Jazz knelt down and pulled out every tape in the bottom part of B rack, where the heat was least intense. But tape after tape showed damage — and even the slightest melting made the entire tape unusable. Out of all the tapes, only one was undamaged, the one in the bottom right–hand corner. It belonged to Garol Stipock.
Only one tape.
Which meant that only one single passenger could be revived with his full memory. With any memory at all. Only one that could be revived as an adult human being. If anyone else was revived at all, it would be as empty–minded as an infant, a creature of reflex, unable to walk, speak, even control bodily functions.
Jazz left the schoolroom, clutching the one usable tape, and walked back through B tube. This time as he passed the coffins he didn't see adults whom he knew — he saw huge infants, impossible to care for, utterly cut off from their own life history in the Empire.
Except Garol Stipock. And as Jason looked down at the reposed face of the man who had invented the Stipock geologer and a dozen other devices, he said, "Gadgetry. Gimmicks and games. What a wonderful colony we'll make together. And what wonderful children we'll raise."
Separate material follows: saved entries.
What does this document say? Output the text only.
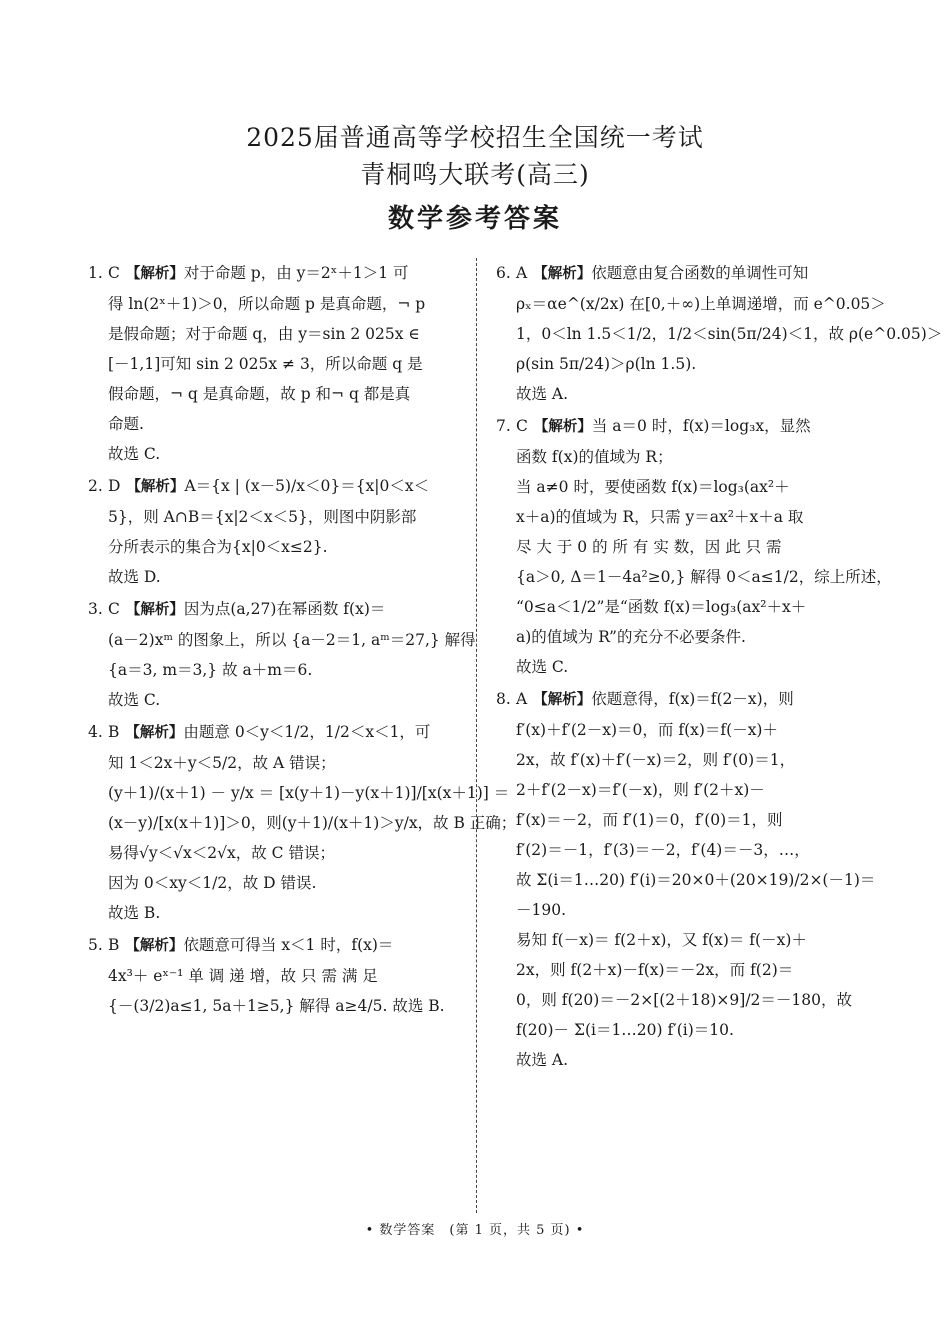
2025届普通高等学校招生全国统一考试
青桐鸣大联考(高三)
数学参考答案
1. C 【解析】对于命题 p，由 y＝2ˣ＋1＞1 可
得 ln(2ˣ＋1)＞0，所以命题 p 是真命题，¬ p
是假命题；对于命题 q，由 y＝sin 2 025x ∈
[－1,1]可知 sin 2 025x ≠ 3，所以命题 q 是
假命题，¬ q 是真命题，故 p 和¬ q 都是真
命题.
故选 C.
2. D 【解析】A＝{x | (x－5)/x＜0}＝{x|0＜x＜
5}，则 A∩B＝{x|2＜x＜5}，则图中阴影部
分所表示的集合为{x|0＜x≤2}.
故选 D.
3. C 【解析】因为点(a,27)在幂函数 f(x)＝
(a－2)xᵐ 的图象上，所以 {a－2＝1, aᵐ＝27,} 解得
{a＝3, m＝3,} 故 a＋m＝6.
故选 C.
4. B 【解析】由题意 0＜y＜1/2，1/2＜x＜1，可
知 1＜2x＋y＜5/2，故 A 错误；
(y＋1)/(x＋1) － y/x ＝ [x(y＋1)－y(x＋1)]/[x(x＋1)] ＝
(x－y)/[x(x＋1)]＞0，则(y＋1)/(x＋1)＞y/x，故 B 正确；
易得√y＜√x＜2√x，故 C 错误；
因为 0＜xy＜1/2，故 D 错误.
故选 B.
5. B 【解析】依题意可得当 x＜1 时，f(x)＝
4x³＋ eˣ⁻¹ 单 调 递 增，故 只 需 满 足
{－(3/2)a≤1, 5a＋1≥5,} 解得 a≥4/5. 故选 B.
6. A 【解析】依题意由复合函数的单调性可知
ρₓ＝αe^(x/2x) 在[0,＋∞)上单调递增，而 e^0.05＞
1，0＜ln 1.5＜1/2，1/2＜sin(5π/24)＜1，故 ρ(e^0.05)＞
ρ(sin 5π/24)＞ρ(ln 1.5).
故选 A.
7. C 【解析】当 a＝0 时，f(x)＝log₃x，显然
函数 f(x)的值域为 R；
当 a≠0 时，要使函数 f(x)＝log₃(ax²＋
x＋a)的值域为 R，只需 y＝ax²＋x＋a 取
尽 大 于 0 的 所 有 实 数，因 此 只 需
{a＞0, Δ＝1－4a²≥0,} 解得 0＜a≤1/2，综上所述，
“0≤a＜1/2”是“函数 f(x)＝log₃(ax²＋x＋
a)的值域为 R”的充分不必要条件.
故选 C.
8. A 【解析】依题意得，f(x)＝f(2－x)，则
f′(x)＋f′(2－x)＝0，而 f(x)＝f(－x)＋
2x，故 f′(x)＋f′(－x)＝2，则 f′(0)＝1，
2＋f′(2－x)＝f′(－x)，则 f′(2＋x)－
f′(x)＝－2，而 f′(1)＝0，f′(0)＝1，则
f′(2)＝－1，f′(3)＝－2，f′(4)＝－3，…，
故 Σ(i＝1…20) f′(i)＝20×0＋(20×19)/2×(－1)＝
－190.
易知 f(－x)＝ f(2＋x)，又 f(x)＝ f(－x)＋
2x，则 f(2＋x)－f(x)＝－2x，而 f(2)＝
0，则 f(20)＝－2×[(2＋18)×9]/2＝－180，故
f(20)－ Σ(i＝1…20) f′(i)＝10.
故选 A.
• 数学答案　(第 1 页，共 5 页) •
He left B tube, sealing the door behind him, and wandered listlessly back into the control cabin. He passed the roster compartment and remembered, bitterly, the two tapes that had been in there, tapes which he had destroyed for a purpose — some purpose — what purpose could possibly compare with the terrible need he had now? He longed for a way to reverse the garbage process, bring back the lost fragments of Hop's and Arran's memory tapes, restore them and waken those two people whom he at least knew. Garol Stipock. Who the hell was Garol Stipock?
A colony of infants.
Here it is, Doon. The perfect society. One you could teach to be anything you wanted. As long as you enjoy changing the diapers of adults who kick like infants with grown–up strength.
He sat down in the control room, and the computer, sensing that he had returned, began readouts on the information that had been kept from him back on Capitol — where the colony ship was supposed to go.
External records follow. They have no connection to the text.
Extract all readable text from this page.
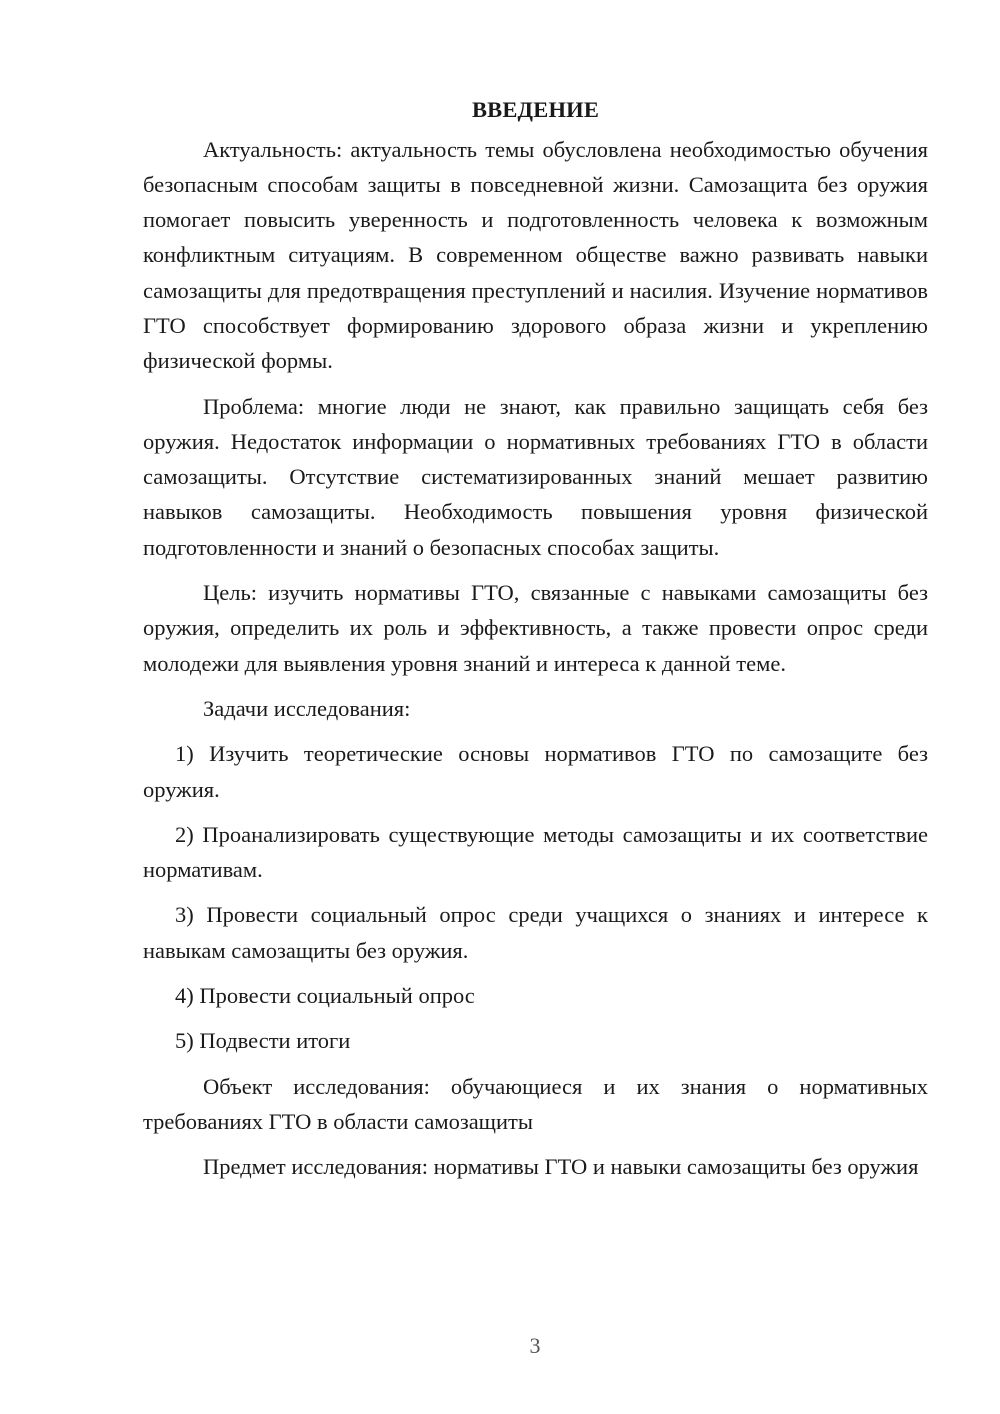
ВВЕДЕНИЕ

Актуальность: актуальность темы обусловлена необходимостью обучения безопасным способам защиты в повседневной жизни. Самозащита без оружия помогает повысить уверенность и подготовленность человека к возможным конфликтным ситуациям. В современном обществе важно развивать навыки самозащиты для предотвращения преступлений и насилия. Изучение нормативов ГТО способствует формированию здорового образа жизни и укреплению физической формы.

Проблема: многие люди не знают, как правильно защищать себя без оружия. Недостаток информации о нормативных требованиях ГТО в области самозащиты. Отсутствие систематизированных знаний мешает развитию навыков самозащиты. Необходимость повышения уровня физической подготовленности и знаний о безопасных способах защиты.

Цель: изучить нормативы ГТО, связанные с навыками самозащиты без оружия, определить их роль и эффективность, а также провести опрос среди молодежи для выявления уровня знаний и интереса к данной теме.

Задачи исследования:

1) Изучить теоретические основы нормативов ГТО по самозащите без оружия.

2) Проанализировать существующие методы самозащиты и их соответствие нормативам.

3) Провести социальный опрос среди учащихся о знаниях и интересе к навыкам самозащиты без оружия.

4) Провести социальный опрос

5) Подвести итоги

Объект исследования: обучающиеся и их знания о нормативных требованиях ГТО в области самозащиты

Предмет исследования: нормативы ГТО и навыки самозащиты без оружия

3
Jazz was past caring, but by reflex he looked, and by reflex he fed back into the computer his confirming orders, his explicit instructions.
Mechanically he carried out his part of the mission, as if there were a mission to perform.
Something was gnawing at his stomach, and it churned within him. But he finished the calculations in only seven hours, and then, exhausted, threw himself on the cot provided for the starpilot.
He dreamed of the Estorian twick, staring at him from a meter away. It just sat and stared, and Jason knew that if he moved, if he made any move at all, the twick would leap, would carve him with its razor teeth, would devour him if it could. How long can I stand without moving, he kept wondering, and the twick only watched, and waited. And then suddenly he heard Doon's voice saying, "You're a survivor. You're a survivor." And then he felt himself swimming in the lake, the twick's body floating beside him, feeling exultant. Survival. That is enough grounds for joy.
He woke needing badly to go to the toilet. He got up, unaccustomedly groggy with sleep. It had not been a restful nap. He closed the toilet stall and showered. Then he stepped out of the toilet and looked at the computer.
The readout board said, "Ready for execute."